目的地を追加したい
「GPSを使って目的地の方向と直線距離を表示する」ガジェットを作り、指差しユニットも追加して楽しく使っているのですが、日ごろよく使う目的地6か所のcoordinate(緯度、経度)はArduinoプログラムにハードコードされていて、車の中で新たな目的地の設定をすることができない。一度だけ行くような場所をコードにわざわざ書き込むのも無駄な気がする。一時的に、かつ簡単に目的地登録ができたらなあとずっと考えていました。ガジェットのコントローラー部分は、Adafruitのmetro mini、いわゆるArduino UNOと同等のものなので、住所を検索して緯度経度を設定する、などという高度なことはできません。あらかじめ調べておいた緯度経度を外から流し込む、ならできそうです。どうやるか?実際の操作はどんな感じ?自分がそれを使っている様子を何度も想像空想妄想して、以下の調子に固まりました。
- 行きたい場所のcoordinateは携帯電話のgoogle mapで調べてとる。場所を検索、タップ長押し、coordinateを表示させてコピー。
- ガジェットを入力待ちにする。今あるボタン長押し、あるいはダブルタップでもいいが、間違って入力待ちモードに突入すると面倒。専用のボタンを普段押しづらいところに追加配置。
- 入力待ち時にはLED(青)が小さく光ってお知らせ。
- 調べたcoordinateを、テンキーのようなものから入力、ではかっこ悪いので、bluetoothで流し込む。
- 目的地は使われてない9番にセットされる。LED(青)が消える。
うむ。たしかにテンキーから入力はカッコ悪い。使わないとき邪魔だし。coordinateの桁数は結構長いので、覚えられなかったり打ち間違えたりして嫌な感じになりたくない。Bluetoothを使いたい。接続、入力だけの簡単なインターフェースなら前に練習で作ったAndroid appをどこかを参考に改変すれば書けそうな気がするし。

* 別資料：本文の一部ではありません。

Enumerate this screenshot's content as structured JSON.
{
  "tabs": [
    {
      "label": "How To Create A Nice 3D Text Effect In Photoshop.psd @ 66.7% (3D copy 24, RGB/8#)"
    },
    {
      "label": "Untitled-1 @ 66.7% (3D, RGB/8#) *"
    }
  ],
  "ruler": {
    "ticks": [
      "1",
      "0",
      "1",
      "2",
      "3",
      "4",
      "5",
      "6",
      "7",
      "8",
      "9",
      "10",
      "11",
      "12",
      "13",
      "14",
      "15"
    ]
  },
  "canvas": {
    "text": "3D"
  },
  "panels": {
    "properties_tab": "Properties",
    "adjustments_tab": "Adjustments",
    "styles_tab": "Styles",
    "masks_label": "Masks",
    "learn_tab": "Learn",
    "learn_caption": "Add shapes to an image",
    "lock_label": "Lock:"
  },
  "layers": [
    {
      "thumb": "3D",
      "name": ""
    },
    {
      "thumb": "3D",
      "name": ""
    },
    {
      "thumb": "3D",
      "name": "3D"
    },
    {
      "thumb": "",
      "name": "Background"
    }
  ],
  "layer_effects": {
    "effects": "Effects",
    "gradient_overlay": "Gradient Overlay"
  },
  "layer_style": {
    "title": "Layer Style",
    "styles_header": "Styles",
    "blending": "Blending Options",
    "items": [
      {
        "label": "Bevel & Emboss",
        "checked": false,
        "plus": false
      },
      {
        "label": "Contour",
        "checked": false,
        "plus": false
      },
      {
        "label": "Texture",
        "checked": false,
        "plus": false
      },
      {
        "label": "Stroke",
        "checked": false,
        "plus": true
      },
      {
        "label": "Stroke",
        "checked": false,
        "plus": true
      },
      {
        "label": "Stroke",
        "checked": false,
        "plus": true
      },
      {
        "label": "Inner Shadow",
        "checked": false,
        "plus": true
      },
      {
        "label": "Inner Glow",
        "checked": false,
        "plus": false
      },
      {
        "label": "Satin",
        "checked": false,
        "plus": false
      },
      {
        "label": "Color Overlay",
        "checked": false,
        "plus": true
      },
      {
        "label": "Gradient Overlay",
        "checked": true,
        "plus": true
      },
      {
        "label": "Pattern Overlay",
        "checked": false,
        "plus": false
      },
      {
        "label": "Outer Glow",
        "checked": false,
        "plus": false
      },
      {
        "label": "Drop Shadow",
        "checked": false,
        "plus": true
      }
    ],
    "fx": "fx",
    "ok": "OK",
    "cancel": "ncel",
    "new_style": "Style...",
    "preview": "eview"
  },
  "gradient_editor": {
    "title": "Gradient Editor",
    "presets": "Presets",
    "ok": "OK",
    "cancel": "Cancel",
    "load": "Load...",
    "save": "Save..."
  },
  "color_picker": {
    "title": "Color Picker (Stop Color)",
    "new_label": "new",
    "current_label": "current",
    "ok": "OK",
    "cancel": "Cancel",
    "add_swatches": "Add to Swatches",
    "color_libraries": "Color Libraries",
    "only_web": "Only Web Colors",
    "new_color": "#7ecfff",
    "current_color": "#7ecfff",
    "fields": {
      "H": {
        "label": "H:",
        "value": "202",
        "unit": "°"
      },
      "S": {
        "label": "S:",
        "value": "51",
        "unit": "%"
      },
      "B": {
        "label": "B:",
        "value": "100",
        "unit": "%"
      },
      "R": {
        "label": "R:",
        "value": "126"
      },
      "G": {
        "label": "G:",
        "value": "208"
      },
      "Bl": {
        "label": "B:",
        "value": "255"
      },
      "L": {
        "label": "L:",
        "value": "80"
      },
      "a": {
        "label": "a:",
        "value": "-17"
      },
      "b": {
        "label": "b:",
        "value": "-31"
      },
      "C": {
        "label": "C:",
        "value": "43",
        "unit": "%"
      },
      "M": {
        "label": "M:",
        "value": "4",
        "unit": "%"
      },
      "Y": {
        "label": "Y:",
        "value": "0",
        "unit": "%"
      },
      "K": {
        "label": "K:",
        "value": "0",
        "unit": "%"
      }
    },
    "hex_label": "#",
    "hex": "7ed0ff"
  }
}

google mapからのコピペで済むならそれが一番!
ということで方針が決まりました。
追加改造部分について
改造部分を図1に示します。
- (A)入力待ちモードを知らせる青色LED(3mmの小さめのもの)をいまあるボタンの下に追加。Pin 12を使用。

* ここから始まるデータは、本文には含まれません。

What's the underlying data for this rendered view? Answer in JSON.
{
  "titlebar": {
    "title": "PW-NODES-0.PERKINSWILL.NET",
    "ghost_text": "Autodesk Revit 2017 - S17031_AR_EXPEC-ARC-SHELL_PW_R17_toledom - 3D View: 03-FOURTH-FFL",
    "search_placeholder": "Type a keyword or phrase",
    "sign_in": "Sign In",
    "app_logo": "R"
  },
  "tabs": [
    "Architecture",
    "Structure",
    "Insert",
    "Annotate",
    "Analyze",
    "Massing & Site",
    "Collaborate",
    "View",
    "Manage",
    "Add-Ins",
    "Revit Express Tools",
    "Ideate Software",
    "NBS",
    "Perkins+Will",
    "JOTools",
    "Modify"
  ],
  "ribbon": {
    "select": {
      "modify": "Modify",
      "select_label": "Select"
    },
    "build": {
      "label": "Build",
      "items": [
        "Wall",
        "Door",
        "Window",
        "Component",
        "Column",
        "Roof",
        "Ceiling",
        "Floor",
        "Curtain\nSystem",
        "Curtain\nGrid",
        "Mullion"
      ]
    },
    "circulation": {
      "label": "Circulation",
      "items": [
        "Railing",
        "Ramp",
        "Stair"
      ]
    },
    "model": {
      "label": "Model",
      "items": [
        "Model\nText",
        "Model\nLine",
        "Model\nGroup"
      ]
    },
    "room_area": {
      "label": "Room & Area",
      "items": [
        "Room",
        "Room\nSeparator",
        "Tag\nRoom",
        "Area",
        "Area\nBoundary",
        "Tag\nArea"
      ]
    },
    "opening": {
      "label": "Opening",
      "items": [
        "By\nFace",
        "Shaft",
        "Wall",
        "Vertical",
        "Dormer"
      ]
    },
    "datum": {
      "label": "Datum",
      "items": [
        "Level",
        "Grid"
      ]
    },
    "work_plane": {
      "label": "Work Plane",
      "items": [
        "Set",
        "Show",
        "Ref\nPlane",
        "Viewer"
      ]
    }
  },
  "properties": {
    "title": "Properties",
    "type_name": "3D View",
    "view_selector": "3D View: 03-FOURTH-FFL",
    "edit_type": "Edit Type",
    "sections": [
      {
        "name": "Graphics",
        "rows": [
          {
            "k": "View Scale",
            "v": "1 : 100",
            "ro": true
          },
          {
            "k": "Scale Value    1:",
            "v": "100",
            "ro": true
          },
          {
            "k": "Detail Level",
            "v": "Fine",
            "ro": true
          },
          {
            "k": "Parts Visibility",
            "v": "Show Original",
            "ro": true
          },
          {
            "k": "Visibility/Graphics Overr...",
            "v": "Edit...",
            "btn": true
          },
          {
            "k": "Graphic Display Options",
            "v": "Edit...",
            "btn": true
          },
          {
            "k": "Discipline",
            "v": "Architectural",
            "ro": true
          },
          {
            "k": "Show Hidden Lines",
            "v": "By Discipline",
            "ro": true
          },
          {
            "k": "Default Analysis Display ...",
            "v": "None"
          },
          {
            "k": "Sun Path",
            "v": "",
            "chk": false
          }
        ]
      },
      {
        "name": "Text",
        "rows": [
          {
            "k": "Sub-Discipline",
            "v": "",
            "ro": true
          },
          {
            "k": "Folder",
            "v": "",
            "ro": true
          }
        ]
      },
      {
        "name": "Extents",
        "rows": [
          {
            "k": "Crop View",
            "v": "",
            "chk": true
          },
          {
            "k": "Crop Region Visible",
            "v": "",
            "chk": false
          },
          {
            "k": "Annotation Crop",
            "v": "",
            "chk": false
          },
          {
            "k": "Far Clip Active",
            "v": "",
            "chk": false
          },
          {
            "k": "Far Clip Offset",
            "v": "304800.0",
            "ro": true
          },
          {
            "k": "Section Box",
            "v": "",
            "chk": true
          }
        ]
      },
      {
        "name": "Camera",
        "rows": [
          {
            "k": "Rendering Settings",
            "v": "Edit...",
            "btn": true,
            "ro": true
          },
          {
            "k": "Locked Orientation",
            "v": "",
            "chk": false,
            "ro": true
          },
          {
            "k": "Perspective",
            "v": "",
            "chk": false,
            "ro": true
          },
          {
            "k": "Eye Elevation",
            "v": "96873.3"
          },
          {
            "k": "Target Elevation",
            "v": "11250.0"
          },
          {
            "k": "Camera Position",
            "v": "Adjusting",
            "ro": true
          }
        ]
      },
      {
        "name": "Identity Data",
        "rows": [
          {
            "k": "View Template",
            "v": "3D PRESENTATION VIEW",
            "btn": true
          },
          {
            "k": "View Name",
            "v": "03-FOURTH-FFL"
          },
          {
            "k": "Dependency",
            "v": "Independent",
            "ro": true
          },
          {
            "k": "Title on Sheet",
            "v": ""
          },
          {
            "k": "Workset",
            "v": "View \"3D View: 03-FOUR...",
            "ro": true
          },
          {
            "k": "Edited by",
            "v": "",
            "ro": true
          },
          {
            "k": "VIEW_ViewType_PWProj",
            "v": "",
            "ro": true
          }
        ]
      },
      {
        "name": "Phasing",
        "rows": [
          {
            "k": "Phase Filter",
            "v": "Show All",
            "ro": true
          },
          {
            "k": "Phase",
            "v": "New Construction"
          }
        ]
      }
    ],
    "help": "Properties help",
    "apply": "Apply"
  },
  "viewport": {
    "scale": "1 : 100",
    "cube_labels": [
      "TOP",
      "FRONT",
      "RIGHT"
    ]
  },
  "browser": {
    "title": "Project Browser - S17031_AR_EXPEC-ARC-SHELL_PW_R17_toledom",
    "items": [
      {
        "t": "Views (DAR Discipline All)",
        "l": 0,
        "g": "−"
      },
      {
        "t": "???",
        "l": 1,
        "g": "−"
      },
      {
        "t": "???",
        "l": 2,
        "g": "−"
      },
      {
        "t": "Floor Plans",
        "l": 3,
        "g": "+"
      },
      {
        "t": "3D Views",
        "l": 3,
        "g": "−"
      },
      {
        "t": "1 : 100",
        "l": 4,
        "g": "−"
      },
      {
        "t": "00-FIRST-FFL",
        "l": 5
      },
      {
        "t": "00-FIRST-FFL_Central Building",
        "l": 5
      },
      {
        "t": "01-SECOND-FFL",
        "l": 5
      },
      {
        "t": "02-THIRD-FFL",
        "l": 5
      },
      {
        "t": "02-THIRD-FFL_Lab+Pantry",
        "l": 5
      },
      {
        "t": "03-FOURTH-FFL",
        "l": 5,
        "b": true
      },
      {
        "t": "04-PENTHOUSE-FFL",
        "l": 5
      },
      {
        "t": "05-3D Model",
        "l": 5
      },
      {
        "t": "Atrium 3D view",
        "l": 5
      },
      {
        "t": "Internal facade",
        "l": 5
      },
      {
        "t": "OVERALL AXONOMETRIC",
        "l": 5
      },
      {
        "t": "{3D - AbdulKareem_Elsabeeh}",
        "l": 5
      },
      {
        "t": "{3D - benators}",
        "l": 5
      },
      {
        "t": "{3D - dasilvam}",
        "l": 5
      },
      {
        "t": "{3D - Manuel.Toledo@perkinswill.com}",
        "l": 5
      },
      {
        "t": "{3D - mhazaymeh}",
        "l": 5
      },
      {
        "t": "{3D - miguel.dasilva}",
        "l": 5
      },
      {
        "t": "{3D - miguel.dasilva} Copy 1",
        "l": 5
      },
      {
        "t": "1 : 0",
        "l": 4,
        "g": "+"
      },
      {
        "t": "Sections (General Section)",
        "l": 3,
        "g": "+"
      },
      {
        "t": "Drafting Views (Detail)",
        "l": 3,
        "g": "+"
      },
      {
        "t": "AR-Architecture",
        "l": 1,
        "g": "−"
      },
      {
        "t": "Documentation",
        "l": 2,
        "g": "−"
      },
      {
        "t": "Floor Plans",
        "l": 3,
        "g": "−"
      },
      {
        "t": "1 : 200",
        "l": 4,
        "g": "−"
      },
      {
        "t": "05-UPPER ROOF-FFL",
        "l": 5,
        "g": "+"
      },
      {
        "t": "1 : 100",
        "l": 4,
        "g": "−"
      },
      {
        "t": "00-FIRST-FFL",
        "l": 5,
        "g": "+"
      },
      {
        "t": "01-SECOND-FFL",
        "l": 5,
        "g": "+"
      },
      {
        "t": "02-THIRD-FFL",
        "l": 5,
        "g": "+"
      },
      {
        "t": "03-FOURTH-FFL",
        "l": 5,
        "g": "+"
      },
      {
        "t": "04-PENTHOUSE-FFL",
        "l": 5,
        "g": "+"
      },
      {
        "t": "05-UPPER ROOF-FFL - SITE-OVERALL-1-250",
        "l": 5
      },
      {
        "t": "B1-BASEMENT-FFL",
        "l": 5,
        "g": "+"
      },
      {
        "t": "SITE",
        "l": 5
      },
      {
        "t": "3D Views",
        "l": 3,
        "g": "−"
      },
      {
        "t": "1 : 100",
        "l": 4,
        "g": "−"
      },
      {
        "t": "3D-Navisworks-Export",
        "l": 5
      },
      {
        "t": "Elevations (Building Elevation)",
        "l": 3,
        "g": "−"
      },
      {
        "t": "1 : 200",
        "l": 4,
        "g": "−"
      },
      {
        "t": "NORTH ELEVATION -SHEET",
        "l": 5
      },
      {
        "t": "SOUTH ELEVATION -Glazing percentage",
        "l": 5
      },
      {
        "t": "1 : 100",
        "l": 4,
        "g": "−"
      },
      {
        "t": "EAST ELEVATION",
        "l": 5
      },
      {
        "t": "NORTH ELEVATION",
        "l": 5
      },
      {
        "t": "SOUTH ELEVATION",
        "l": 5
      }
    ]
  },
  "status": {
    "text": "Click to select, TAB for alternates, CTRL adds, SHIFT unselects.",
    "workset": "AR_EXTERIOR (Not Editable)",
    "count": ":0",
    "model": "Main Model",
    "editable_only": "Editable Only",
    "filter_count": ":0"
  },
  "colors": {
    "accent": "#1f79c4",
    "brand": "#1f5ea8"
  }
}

- (B)入力待ちモードに突入するためのボタンは基板の裏側に設置。外部抵抗でpull down、pin 7で読み取り。ここなら間違えて押してしまう可能性は低い。
- (C)Bluetooth moduleはHC-05を本体基板とは別の基板にのせた。HC-05はシリアルで接続できる。GPSユニット用のSoftware serial portに加えてもう一つportを作って接続。Pin 4 (Rx), 5 (Tx)を使用。複数のSoftware serialを使ったのは今回が最初。.listen()で切り替えて使うのがポイント。HC-05側のRx入力は検索で得た接続例を参考に分圧抵抗で3Vぐらいになるようにした。
- Arduinoプログラムを一部改変。裏のボタンが押されたら入力モード突入。ちび青LEDを点灯させてsoftware serial portをHC-05からのものに切り替え。送られてきたlatitude, longitudeを取得して変数にセット。後はLEDを消してlistening serial portをGPSユニットからのものに戻す。
携帯電話側からの緯度経度送信
最初の予定では簡単なUIをもつAndroid appを書こうと思っていたのですが、テスト用に探して使ったSerial Bluetooth Terminalというアプリがそのまま便利!使わせていただくことにして、アプリは書かず。
使い方は簡単で、図2に示す通りです。
- 0. ガジェット側:入力待ちモード突入ボタンを押す。青色LED点灯。
- 1.左上のhamburger icon(三本線)をタップしてDevicesを選ぶ
- 2.HC-05を選ぶとすぐに接続tryが始まります
- 3.Connectedとでれば接続完了
- 4.google mapで目的地を検索、ドロップピンあるいは目的の場所を長めにタップするとcoordinateが検索バーに入ります。これをコピー。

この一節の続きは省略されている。